E é nesta construção infinita de imagens que surgem, então, cem mil Moscarda, tantos quantos os que o viam e construíam uma determinada imagem que se baseava nas experiências que com ele tinha partilhado.
Façamos as contas de forma clara. Quando Moscarda se junta a Dida e a Quatorzo, dois amigos, o somatório não era três. Ali não estavam, de facto, apenas três pessoas, pensa Moscarda. Estavam três Didas, por exemplo:
“ 1) Dida, como era para si própria;
2) Dida, como era para mim;
3) Dida, como era para Quatorzo”
Naquela sala de estar estavam, fazendo bem as contas, não três pessoas, mas sim nove. Três vezes três.
Quantos sou?
A identidade pode, assim, ser definida como uma partilha de experiências entre duas pessoas, ou seja: a identidade não depende apenas de quem é identificado, mas também de quem identifica. Neste sentido, não se poderia- ou não se deveria – falar de identidade individual, mas sim de uma identidade definida por um par: observador, observado. É o Outro que me dá a Identidade.
Roubo e infidelidade
Esta sensação de que se é “um, ninguém e cem mil”, leva Moscarda a ultrapassar vários limites. Eis um exemplo: pega em papéis que são seus com a sensação de que os está a roubar ao anterior Moscarda, o homem que ele era antes. E o “antes” significa: no tempo em que não tinha a consciência de que era muitos e não apenas um só.
Eis outro limite ultrapassado: sente ciúmes, sente-se mesmo enganado pela sua mulher quando ele, ele próprio, a beija. E isto porque, raciocina Moscarda, a mulher beija o Moscarda que vê, que construiu na sua cabeça, enquanto ele, Moscarda, para si próprio é outro. A sua construção, a construção da sua própria imagem, nada se assemelha à construção que a sua mulher fez. Ela não me ama, pensa Moscarda, ela ama a imagem que tem de mim.
Portanto, Moscarda acusará a mulher de estar a ser-lhe infiel no preciso momento em que ela o beija. Está a beijar a imagem que tem dele, não está a beijá-lo.

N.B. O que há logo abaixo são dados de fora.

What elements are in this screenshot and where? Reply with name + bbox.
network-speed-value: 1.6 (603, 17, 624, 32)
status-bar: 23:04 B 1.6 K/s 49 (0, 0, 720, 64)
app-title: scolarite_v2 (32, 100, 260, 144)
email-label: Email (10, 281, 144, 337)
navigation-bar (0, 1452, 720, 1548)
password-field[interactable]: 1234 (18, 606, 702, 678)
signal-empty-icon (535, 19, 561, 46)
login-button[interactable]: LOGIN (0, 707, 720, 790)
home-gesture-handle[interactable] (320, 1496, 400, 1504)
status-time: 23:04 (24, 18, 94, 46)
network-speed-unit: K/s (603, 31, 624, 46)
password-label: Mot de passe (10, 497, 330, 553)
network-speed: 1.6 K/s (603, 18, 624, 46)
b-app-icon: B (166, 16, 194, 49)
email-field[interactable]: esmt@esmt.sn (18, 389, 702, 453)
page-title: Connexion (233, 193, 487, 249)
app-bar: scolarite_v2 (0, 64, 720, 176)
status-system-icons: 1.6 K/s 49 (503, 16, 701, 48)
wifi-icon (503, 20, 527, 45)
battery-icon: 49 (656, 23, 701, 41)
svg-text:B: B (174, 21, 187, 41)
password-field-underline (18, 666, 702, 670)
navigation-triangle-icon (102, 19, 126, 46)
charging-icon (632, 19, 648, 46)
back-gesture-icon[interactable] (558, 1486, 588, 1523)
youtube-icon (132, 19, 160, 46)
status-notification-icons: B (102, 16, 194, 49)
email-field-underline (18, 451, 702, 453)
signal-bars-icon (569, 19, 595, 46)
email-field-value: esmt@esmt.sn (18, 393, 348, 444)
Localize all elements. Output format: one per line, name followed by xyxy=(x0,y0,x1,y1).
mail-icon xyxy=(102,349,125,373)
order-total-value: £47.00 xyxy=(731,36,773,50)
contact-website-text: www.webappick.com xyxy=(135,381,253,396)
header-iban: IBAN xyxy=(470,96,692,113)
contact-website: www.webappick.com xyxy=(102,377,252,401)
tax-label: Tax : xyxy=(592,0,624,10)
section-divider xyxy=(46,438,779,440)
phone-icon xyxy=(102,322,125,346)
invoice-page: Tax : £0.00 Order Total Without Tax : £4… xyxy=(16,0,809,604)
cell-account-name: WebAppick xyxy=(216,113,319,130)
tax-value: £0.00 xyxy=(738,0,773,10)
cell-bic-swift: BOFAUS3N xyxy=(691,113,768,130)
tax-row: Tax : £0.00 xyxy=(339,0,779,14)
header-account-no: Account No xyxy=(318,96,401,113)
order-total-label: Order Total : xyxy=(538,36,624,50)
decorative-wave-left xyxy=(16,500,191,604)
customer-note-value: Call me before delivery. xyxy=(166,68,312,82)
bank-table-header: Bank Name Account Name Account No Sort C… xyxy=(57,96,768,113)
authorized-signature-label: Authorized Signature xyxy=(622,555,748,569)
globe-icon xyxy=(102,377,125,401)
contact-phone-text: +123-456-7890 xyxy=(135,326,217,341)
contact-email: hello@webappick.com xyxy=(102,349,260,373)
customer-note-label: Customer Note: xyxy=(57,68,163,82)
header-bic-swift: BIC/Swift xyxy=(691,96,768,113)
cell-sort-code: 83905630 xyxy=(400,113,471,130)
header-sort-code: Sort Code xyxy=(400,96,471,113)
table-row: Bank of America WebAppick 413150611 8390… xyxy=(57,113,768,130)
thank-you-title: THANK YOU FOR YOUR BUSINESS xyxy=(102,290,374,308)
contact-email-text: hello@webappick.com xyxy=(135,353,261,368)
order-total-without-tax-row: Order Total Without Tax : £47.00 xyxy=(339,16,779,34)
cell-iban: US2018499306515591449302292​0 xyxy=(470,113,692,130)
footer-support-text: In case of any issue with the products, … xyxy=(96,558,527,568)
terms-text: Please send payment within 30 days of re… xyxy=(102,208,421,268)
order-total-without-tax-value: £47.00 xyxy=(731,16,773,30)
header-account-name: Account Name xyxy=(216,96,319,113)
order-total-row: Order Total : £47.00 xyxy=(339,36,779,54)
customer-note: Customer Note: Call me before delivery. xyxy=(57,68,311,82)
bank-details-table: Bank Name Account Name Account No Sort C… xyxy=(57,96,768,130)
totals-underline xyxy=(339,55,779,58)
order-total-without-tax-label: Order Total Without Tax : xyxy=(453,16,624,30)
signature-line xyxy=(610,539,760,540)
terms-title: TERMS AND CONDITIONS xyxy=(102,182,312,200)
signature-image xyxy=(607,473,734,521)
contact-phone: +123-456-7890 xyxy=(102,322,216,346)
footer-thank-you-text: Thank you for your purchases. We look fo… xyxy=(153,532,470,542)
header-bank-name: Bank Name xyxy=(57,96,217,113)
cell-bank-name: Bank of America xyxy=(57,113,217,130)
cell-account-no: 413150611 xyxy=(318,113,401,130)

Eis, pois, o ultrapassar de uma certa loucura. Ou, afinal, de uma certa lucidez.
Não esqueçamos: o espelho engana; não somos um, somos cem mil.
Ao ler este texto lembrei-me de Wal Whitman, Fernando Pessoa e de todos aqueles que falam sobre o Self Dialógico…Devo dizer que a arte segue sempre à frente da ciência.
Não concordo com tudo o que está escrito neste texto, mas ele é, sem dúvida, um hino muito singelo à Identidade.
Incrível, não é?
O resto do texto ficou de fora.